Twitter explains why you and your friends may see different site features
When you use Facebook and Twitter, everyone's looking at the same website and has access to the same set of tools, right? Wrong. In the case of Twitter, users who have verified accounts have access to different tools and options and the same is true for different levels of users on other sites and social networks. But it seems that even two average Twitter users could find that they have a different experience from each other on the site.
In a blog post entitled "Experiments @ Twitter", Twitter's Vice President of Engineering, Alex Roetter, says that experimenting with new features and options may mean that two people see different versions of Twitter. Roetter explains "it’s rare for a day to go by when we’re not releasing at least one experiment", referring to both the website and mobile clients.
Providing access to different options is nothing unusual -- it's something that Google and Microsoft frequently indulge in.
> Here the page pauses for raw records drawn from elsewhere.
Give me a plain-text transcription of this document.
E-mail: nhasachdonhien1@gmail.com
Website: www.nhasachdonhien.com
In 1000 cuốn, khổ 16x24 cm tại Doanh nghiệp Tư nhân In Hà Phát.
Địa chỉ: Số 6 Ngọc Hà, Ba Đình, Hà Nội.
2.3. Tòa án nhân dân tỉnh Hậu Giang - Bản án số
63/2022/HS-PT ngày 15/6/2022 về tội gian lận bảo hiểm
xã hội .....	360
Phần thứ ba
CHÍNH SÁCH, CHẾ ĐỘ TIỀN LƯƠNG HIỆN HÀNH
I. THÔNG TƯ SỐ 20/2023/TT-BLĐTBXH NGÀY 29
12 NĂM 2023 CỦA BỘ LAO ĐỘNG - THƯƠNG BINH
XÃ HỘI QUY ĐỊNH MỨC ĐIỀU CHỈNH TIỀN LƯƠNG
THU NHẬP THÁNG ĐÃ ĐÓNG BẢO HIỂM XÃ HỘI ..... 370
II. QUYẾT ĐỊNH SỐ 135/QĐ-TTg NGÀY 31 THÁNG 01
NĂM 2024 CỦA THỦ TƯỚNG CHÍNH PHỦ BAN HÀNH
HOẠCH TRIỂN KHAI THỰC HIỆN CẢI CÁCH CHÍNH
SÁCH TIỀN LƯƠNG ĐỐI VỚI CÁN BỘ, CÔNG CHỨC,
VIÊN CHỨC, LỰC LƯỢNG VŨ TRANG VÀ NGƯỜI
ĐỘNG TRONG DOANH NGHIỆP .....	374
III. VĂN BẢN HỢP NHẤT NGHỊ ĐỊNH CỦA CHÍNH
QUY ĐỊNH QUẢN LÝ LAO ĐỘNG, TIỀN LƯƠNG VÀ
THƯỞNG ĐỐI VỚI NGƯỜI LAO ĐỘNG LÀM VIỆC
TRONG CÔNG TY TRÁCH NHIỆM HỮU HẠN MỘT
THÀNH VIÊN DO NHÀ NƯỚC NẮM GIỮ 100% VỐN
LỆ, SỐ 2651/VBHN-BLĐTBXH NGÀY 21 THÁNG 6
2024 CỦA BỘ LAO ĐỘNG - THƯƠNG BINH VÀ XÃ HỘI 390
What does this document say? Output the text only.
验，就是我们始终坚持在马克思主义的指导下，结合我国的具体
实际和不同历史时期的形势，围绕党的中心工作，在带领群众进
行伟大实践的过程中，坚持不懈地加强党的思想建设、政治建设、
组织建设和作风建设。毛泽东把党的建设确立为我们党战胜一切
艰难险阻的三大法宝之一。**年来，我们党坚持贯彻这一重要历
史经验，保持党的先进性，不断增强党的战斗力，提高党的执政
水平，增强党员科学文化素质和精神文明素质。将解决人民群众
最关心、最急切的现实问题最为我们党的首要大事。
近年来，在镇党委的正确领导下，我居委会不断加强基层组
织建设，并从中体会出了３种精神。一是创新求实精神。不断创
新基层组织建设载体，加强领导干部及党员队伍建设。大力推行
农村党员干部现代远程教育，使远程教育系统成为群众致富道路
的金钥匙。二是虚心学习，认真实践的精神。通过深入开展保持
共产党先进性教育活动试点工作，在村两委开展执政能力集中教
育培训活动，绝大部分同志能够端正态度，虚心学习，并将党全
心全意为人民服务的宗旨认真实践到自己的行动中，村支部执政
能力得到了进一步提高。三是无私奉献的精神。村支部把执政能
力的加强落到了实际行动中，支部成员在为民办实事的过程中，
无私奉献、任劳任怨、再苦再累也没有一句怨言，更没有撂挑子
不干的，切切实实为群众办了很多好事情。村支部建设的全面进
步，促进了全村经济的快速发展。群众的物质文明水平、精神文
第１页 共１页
Where you are in the world is most often the determining factor in which version of a site you see, but it does not sound as though this is the case with Twitter.
When Roetter says "you may see some features that your friend doesn’t see, or vice versa", there is no reference made to countries. Tests are carried out with small groups of users to help to decide which features should be officially released. I contacted Twitter to find out what criteria they use when selecting testers for experimental features, and Carolyn Penner told me that selections are random rather than being based on location.
In the meantime, I'm interested to hear if anyone has been granted early access to a feature that was later made public, or whether you got to try out some great new options that were dropped.